Different Aggregation Strategies

The choice of aggregation method can affect performance under distribution shift:

# Compare different aggregation methods
from nonconform.enums import Pruning
from nonconform.fdr import weighted_false_discovery_control

aggregation_methods = [
    "mean",
    "median",
    "maximum",
]

for agg_method in aggregation_methods:
    detector = ConformalDetector(
        detector=base_detector,
        strategy=strategy,
        aggregation=agg_method,
        weight_estimator=logistic_weight_estimator(),
        seed=42,
    )
    detector.fit(X_train)
    _ = detector.compute_p_values(X_test_shifted)

    wcs_mask = weighted_false_discovery_control(
        result=detector.last_result,
        alpha=0.05,
        pruning=Pruning.DETERMINISTIC,
        seed=42,
    )
    print(f"{agg_method}: {wcs_mask.sum()} discoveries")

Note: Aggregation is applied to the raw anomaly scores from each model before conformal p-values are computed.
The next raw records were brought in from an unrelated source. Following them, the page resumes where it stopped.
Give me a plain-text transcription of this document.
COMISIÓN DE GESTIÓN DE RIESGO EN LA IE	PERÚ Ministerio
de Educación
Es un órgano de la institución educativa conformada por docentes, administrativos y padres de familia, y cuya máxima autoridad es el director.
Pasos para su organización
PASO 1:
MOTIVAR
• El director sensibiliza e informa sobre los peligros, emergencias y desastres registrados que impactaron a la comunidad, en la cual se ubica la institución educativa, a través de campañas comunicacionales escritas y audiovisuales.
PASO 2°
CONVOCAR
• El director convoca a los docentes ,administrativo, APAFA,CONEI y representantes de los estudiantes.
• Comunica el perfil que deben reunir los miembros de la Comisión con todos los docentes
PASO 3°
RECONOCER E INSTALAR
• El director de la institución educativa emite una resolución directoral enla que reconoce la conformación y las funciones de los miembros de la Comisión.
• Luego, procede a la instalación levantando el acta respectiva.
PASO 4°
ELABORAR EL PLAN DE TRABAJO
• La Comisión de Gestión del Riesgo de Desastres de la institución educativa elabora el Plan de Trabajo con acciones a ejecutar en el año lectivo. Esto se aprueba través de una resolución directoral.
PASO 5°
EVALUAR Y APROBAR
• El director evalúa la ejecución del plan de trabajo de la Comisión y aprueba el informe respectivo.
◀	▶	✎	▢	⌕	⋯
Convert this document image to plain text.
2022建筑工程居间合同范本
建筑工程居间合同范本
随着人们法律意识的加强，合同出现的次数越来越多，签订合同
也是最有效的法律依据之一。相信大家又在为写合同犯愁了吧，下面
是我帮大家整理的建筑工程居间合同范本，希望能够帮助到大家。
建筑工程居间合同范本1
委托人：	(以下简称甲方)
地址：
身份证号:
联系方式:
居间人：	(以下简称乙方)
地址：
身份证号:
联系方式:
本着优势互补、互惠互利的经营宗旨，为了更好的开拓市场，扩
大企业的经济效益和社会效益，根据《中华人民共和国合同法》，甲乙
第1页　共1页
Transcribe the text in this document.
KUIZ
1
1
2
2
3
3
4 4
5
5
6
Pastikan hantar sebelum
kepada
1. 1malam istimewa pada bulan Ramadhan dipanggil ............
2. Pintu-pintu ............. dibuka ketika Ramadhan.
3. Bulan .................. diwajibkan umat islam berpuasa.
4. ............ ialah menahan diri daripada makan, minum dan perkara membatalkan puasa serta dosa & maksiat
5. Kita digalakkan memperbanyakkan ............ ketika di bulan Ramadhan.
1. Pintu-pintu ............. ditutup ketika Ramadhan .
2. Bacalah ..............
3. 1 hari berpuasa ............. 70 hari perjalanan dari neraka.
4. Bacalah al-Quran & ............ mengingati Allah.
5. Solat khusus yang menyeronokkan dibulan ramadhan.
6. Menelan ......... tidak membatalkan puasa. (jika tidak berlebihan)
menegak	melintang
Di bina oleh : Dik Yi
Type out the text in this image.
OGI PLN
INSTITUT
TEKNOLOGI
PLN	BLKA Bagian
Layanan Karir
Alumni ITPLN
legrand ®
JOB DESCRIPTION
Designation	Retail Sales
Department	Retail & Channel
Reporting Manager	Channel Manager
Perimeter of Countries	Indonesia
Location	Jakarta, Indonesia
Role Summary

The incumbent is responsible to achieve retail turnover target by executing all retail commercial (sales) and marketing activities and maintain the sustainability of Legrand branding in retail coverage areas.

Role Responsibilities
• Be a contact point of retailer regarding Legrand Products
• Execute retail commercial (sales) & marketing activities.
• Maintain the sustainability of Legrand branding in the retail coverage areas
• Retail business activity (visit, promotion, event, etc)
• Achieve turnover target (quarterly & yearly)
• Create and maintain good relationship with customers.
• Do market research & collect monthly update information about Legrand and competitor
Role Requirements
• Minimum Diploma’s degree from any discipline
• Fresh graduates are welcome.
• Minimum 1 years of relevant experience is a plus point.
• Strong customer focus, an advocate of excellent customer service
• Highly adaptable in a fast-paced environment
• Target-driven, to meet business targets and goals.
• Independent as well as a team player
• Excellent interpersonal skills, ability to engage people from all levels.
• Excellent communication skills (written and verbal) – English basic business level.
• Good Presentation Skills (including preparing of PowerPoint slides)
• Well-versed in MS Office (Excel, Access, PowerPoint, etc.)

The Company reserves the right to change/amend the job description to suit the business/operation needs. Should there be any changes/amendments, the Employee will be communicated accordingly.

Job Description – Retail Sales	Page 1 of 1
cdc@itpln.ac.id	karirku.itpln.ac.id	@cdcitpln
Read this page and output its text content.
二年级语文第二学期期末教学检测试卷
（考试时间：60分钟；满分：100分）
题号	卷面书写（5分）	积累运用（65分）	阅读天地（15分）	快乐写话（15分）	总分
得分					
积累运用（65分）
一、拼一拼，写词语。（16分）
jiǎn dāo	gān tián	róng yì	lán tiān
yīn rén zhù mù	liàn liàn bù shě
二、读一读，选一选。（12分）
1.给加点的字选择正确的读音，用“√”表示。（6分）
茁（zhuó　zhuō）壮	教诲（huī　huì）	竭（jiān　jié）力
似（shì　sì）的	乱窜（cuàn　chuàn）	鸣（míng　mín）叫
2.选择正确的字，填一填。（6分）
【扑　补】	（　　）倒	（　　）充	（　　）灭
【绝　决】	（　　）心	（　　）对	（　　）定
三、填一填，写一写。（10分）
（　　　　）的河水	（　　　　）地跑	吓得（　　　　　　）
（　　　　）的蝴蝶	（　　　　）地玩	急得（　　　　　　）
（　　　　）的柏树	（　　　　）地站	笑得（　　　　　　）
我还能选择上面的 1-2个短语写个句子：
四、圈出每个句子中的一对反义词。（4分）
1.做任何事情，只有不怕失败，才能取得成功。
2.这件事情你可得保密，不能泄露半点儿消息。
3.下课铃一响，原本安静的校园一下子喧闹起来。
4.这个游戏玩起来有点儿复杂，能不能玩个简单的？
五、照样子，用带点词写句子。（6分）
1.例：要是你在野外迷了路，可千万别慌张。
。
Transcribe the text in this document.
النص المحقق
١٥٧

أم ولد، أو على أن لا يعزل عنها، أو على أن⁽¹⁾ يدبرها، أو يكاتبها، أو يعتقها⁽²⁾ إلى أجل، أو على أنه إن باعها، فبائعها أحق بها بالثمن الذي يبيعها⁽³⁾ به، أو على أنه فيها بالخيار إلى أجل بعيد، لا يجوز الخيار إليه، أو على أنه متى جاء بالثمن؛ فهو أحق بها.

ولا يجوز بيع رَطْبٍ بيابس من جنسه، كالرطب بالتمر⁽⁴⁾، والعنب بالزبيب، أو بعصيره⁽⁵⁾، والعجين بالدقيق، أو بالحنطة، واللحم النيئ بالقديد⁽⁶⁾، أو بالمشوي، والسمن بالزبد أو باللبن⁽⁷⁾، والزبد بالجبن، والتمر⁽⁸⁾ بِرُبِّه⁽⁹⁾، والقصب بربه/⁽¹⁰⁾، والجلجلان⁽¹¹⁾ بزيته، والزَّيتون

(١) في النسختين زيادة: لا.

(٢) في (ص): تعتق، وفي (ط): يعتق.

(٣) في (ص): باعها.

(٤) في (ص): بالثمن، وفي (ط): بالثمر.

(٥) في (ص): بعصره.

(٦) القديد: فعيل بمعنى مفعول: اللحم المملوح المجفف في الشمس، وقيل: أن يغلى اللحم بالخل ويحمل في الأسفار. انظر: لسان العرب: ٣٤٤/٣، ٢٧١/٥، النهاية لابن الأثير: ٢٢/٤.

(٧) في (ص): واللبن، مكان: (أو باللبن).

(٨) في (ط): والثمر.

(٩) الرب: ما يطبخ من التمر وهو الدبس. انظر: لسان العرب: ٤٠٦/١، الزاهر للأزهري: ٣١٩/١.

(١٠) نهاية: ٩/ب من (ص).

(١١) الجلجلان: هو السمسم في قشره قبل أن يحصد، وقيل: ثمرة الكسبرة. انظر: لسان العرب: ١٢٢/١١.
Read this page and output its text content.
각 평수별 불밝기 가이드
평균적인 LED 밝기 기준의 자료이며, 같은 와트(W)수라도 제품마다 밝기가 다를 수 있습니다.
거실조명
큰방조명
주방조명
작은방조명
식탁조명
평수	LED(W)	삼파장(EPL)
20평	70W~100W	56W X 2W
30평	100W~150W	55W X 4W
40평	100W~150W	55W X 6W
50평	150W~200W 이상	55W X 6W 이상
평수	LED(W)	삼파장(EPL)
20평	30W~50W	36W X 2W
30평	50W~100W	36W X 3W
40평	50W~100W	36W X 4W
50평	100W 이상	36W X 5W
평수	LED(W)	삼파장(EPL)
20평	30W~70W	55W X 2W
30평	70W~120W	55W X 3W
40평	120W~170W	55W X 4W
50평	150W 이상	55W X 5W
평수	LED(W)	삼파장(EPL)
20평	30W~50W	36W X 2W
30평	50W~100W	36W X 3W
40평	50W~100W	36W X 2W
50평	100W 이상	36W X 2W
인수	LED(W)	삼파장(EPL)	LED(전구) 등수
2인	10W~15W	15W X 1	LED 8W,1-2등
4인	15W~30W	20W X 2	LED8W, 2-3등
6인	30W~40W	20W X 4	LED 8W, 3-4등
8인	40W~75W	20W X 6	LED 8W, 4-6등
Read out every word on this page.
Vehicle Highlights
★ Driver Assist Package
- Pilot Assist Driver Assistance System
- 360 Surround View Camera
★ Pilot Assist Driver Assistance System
P-values are not averaged; the aggregated score is turned into a single p-value per point.

Weight Estimators

nonconform provides two weight estimator factory functions for handling covariate shift:

logistic_weight_estimator

Uses logistic regression to estimate likelihood ratios between calibration and test distributions:

from nonconform import logistic_weight_estimator

detector = ConformalDetector(
    detector=base_detector,
    strategy=strategy,
    aggregation="median",
    weight_estimator=logistic_weight_estimator(),
    seed=42,
)

When to use: - Linear or moderately complex distribution shifts - High-dimensional data where interpretability matters - Fast weight estimation is needed - Default choice for most applications

Parameters: - regularization: Regularization strength ('auto' or float C value) - clip_quantile: Quantile for weight clipping (default: 0.05). Set to None to disable clipping. - class_weight: Class weights for LogisticRegression (default: 'balanced') - max_iter: Maximum iterations (default: 1000)

forest_weight_estimator

Uses random forest classification to estimate likelihood ratios:

from nonconform import forest_weight_estimator

detector = ConformalDetector(
    detector=base_detector,
    strategy=strategy,
    aggregation="median",
    weight_estimator=forest_weight_estimator(n_estimators=100, max_depth=10),
    seed=42,
)

When to use: - Complex, non-linear distribution shifts - Feature interactions are important - More robust to outliers in feature space - When you have sufficient calibration data (hundreds+ samples)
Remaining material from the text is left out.